As at the date of this notice, the executive directors of the Company are Mr. Liu Qin, Mr. Wang Shuhai and Mr. Tang Qi; the non-executive directors of the Company are Mr. Li Hang, Mr. Wang Lijun and Ms. Wang Xiaoling; and the independent non-executive directors of the Company are Mr. Wang Yunmin, Mr. Liew Fui Kiang and Ms. Zhao Feng.

— II-1 —

NOTICE OF 2023 SECOND H SHARES CLASS MEETING

APPENDIX II

Notes:

  1. All holders of H Shares whose names appear on the H Shares register of members of the Company on 1 September 2023 are entitled to attend the H Shares Class Meeting and should bring along their identity cards or passports when attending the H Shares Class Meeting. Holders of the Company’s H Shares should note that the H Shares register of members of the Company will be closed from Tuesday, 29 August 2023 to Friday, 1 September 2023 (both days inclusive). All transfer documents accompanied by the relevant share certificates must be lodged with the Company’s H share registrar, Tricor Investor Services Limited at 17/F, Far East Finance Centre, 16 Harcourt Road, Hong Kong no later than 4:30 p.m. on Monday, 28 August 2023.

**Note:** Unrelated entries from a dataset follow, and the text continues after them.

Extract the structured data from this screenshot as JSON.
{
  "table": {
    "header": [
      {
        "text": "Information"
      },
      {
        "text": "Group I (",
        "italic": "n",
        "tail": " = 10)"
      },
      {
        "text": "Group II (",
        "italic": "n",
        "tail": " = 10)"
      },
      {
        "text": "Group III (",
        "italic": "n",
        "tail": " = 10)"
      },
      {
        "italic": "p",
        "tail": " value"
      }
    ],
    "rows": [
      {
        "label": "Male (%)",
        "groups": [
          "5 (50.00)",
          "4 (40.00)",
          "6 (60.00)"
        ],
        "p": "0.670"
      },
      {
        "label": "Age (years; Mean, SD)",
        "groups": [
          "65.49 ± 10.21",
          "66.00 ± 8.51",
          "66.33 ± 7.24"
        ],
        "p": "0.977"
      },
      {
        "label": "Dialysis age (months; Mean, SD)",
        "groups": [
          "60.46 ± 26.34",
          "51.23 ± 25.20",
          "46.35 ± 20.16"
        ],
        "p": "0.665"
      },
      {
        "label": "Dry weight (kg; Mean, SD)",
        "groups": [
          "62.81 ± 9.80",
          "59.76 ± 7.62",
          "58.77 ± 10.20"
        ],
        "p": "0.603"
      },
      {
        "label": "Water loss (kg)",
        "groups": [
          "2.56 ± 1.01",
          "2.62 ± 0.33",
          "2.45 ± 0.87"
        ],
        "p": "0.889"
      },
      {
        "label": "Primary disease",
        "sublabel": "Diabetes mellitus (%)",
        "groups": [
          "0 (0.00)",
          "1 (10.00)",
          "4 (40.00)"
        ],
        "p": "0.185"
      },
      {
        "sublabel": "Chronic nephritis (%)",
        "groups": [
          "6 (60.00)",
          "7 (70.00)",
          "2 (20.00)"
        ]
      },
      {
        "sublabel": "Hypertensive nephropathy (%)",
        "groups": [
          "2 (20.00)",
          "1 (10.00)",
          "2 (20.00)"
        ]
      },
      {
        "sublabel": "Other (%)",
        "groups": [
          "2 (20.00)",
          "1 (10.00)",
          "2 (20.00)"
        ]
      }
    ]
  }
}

  2. Any shareholder entitled to attend and vote at the H Shares Class Meeting is entitled to appoint a proxy or more proxies (who need not be a shareholder of the Company) to attend the H Shares Class Meeting and vote thereat in his stead. For any shareholder who appoints more than one proxy, the voting right can only be exercised by his/her proxies on a poll.

  3. Any shareholder who intends to appoint a proxy to attend the H Shares Class Meeting shall put it in writing, with the proxy form to be signed by the appointor or his attorney duly authorized in writing. If the appointor is a corporation, the proxy form must be affixed with its common seal, or signed by any of its directors or attorney duly authorized in writing. If the proxy form is signed by an attorney authorized by the appointor, the power of attorney or other authorization documents must be notarially certified. The notarially certified power of attorney or other authorization documents together with the proxy form must be delivered to the Company’s H share registrar, Tricor Investor Services Limited at 17/F, Far East Finance Centre, 16 Harcourt Road, Hong Kong (for H shareholders only) not later than 24 hours before the time appointed for the holding of the EGM (i.e. before 10:00 a.m. on Thursday, 31 August 2023). Completion and return of the proxy form will not affect the rights of the shareholders to attend and vote at the H Shares Class Meeting in person.

  4. Proxies of holders of the Company’s H Shares shall bring along the proxy form, instrument(s) for appointing a proxy (if applicable) and the proxies’ identity cards or passports to attend the H Shares Class Meeting.

  5. According to Article 108 of the Articles of Association, an ordinary resolution shall be passed by more than half of the votes cast by the shareholders (including proxies) present at the general meeting, while a special resolution shall be passed by more than two-thirds of the votes cast by the shareholders (including proxies) present at the general meeting.

  6. Directors, supervisors and senior management of the Company and the witnessing lawyers and other relevant personnel employed by the Company will attend the H Shares Class Meeting.